Sono letture colte di autori di cui spesso si fatica a individuare la poetica, nascosta dietro angelici volti, nelle trame della decorazione, nelle pieghe di abiti favolosi di marchesine e principesse. Ecco allora che l’«operazione nostalgia» diventa occasione di studio e riscoperta. È quello che sta facendo il parigino Musée d’Orsay con due mostre. L’art est dans la rue (18 marzo – 6 luglio) torna sul tema delle affiche con trecento opere di artisti come Pierre Bonnard, Jules Chéret, Eugène Grasset, ovviamente Mucha, che rivelano le trasformazioni sociali e culturali di Parigi: «I cartelloni andavano a coprire le brutture della città per mostrarne una idilliaca e accessibile». Organizzata in collaborazione con la Bibliothèque nationale de France, la mostra è la prima di questa portata e ripercorre l’epoca d’oro del manifesto artistico, in dialogo con dipinti, fotografie, costumi, sculture e oggetti d’arte decorativa che evocano il mondo della strada di fine secolo. E poi, a settembre, sempre al Musée d’Orsay c’è Sargent. Les années parisiennes (1874-1884), fino all’11 gennaio 2026, la prima monografica, con novanta opere in mostra, dedicata al periodo francese di John Singer Sargent (1856-1925), l’americano amico di Boldini — entrambi pittori della vita moderna, le loro vicende artistiche e personali si incrociano ripetutamente — che proprio a Parigi, dove arrivò diciottenne nel 1874, affinò l’arte del ritratto, diventando un altro grande narratore della capitale francese, apprezzato da Henry James (fu lui a scrivere di Sargent: «Offre lo spettacolo stranamente inquietante di un talento che alle soglie della sua carriera non ha già più nulla da imparare»). Sargent, a cent’anni dalla morte, sarà protagonista anche alla Kenwood House di Hampstead, Londra, dal 16 maggio al 5 ottobre.

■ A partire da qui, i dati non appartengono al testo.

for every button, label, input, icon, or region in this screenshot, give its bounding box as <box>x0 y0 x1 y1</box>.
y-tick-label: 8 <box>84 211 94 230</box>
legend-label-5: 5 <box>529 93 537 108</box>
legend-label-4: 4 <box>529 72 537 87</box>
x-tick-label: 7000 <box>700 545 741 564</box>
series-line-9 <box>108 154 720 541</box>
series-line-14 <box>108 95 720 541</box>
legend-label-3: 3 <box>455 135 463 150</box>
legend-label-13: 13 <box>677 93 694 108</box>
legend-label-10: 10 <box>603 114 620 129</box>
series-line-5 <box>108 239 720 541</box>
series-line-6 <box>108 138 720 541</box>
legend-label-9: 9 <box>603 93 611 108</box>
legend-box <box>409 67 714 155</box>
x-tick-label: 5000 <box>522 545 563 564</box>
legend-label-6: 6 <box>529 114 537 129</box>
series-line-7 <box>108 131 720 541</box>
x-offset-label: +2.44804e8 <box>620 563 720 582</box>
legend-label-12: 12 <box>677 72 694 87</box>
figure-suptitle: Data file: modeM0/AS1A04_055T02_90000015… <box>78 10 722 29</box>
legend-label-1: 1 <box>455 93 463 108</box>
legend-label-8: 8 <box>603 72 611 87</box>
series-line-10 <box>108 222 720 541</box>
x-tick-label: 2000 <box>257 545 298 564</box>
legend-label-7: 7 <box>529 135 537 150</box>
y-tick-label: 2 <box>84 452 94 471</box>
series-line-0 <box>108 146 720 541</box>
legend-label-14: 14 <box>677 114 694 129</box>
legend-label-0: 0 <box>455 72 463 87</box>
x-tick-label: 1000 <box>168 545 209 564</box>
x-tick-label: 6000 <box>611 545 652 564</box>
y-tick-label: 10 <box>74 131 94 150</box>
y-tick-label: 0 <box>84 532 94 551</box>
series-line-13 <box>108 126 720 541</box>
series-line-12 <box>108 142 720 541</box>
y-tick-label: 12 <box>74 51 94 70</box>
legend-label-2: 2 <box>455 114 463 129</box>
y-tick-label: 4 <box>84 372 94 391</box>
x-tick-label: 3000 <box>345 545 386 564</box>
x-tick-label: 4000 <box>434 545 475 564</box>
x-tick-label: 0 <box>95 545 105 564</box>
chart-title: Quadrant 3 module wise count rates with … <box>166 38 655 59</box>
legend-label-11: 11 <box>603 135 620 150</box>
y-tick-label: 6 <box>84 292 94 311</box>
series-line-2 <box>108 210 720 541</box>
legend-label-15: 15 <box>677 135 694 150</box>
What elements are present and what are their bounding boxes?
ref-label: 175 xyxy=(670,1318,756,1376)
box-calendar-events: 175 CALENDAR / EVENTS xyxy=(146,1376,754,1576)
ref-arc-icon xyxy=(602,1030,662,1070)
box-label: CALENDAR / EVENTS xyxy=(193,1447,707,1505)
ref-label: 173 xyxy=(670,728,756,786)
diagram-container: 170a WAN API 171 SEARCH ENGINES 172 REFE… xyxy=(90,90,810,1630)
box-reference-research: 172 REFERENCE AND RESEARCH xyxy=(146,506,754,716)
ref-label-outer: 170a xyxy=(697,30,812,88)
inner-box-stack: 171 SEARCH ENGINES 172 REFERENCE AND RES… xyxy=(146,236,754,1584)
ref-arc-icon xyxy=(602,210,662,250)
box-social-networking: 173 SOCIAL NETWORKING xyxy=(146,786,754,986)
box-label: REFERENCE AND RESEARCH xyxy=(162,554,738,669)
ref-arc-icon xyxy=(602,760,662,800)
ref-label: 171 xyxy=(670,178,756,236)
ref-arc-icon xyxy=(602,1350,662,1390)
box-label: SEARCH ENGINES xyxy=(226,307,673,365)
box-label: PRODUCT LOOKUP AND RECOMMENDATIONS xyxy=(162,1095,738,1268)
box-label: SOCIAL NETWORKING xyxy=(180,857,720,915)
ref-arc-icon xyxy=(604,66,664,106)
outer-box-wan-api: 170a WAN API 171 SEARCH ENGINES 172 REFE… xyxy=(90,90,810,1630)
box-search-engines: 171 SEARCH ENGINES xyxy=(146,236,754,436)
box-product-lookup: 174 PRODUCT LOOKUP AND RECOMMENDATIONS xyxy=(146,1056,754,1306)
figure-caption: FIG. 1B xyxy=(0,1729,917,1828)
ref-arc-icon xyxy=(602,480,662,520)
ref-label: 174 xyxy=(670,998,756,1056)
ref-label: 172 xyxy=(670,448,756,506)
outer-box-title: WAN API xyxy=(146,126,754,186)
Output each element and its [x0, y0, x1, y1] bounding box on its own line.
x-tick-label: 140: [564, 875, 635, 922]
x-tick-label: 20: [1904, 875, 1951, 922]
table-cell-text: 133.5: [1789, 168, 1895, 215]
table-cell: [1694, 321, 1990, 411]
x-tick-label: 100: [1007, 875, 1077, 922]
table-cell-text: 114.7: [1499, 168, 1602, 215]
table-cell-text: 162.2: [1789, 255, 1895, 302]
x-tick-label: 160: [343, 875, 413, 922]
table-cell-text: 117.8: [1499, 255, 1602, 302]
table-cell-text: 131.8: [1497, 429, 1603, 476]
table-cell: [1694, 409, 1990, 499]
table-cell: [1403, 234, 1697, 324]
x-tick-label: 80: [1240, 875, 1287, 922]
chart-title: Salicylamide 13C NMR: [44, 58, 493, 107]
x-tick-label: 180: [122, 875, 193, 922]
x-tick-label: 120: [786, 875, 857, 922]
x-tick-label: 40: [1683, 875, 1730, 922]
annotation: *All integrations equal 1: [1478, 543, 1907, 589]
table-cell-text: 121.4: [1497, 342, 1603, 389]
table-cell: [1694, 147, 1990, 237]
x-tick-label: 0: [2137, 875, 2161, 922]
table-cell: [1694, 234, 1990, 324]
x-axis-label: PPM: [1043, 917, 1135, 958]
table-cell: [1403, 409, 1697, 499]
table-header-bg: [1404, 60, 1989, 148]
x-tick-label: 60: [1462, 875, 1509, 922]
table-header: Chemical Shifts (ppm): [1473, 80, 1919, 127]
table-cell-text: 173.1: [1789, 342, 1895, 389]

Espressione artistica appena successiva, ma in qualche modo riconducibile a un mondo «Parigi-centrico» e di benessere, è l’Art Déco, che Palazzo Reale di Milano celebra con Art Déco. Il trionfo della modernità: la mostra (curata da Valerio Terraroli; dal 27 febbraio al 29 giugno) ricorre nel centenario dell’Exposition internationale des arts décoratifs et industriels modernes di Parigi, l’evento che segnò l’affermazione dello «Stile 1925», o Art Déco, e che decretò il successo delle arti decorative italiane. In sostanza, la culla del made in Italy. A Palazzo Reale saranno presentate circa 250 opere: vetri, porcellane, maioliche, dipinti, sculture, oggetti d’arredo, tessuti, abiti, accessori, alta oreficeria, vetrate e mosaici. L’Europa degli anni Venti del Novecento: un mondo sospeso tra due guerre, ricco di novità creative e culto del lusso, dieci anni di limbo aperto alle avanguardie di scena a Parigi, Londra, Milano, Monaco, Vienna, Praga e Berlino, «palcoscenico di un’eleganza cinica e scintillante, dove ogni angolo riflette un’atmosfera unica, sospesa tra il desiderio di rinnovamento e il tentativo di superare i ricordi degli orrori della Prima guerra mondiale».
Un decennio, una tensione più fragile rispetto a quella della Belle Époque, più breve e precaria, dove il gusto per la modernità nasconde inquietudini politiche e sociali, bolle di incertezza che sarebbero scoppiate nell’arco di poco, travolgendo l’intera Europa.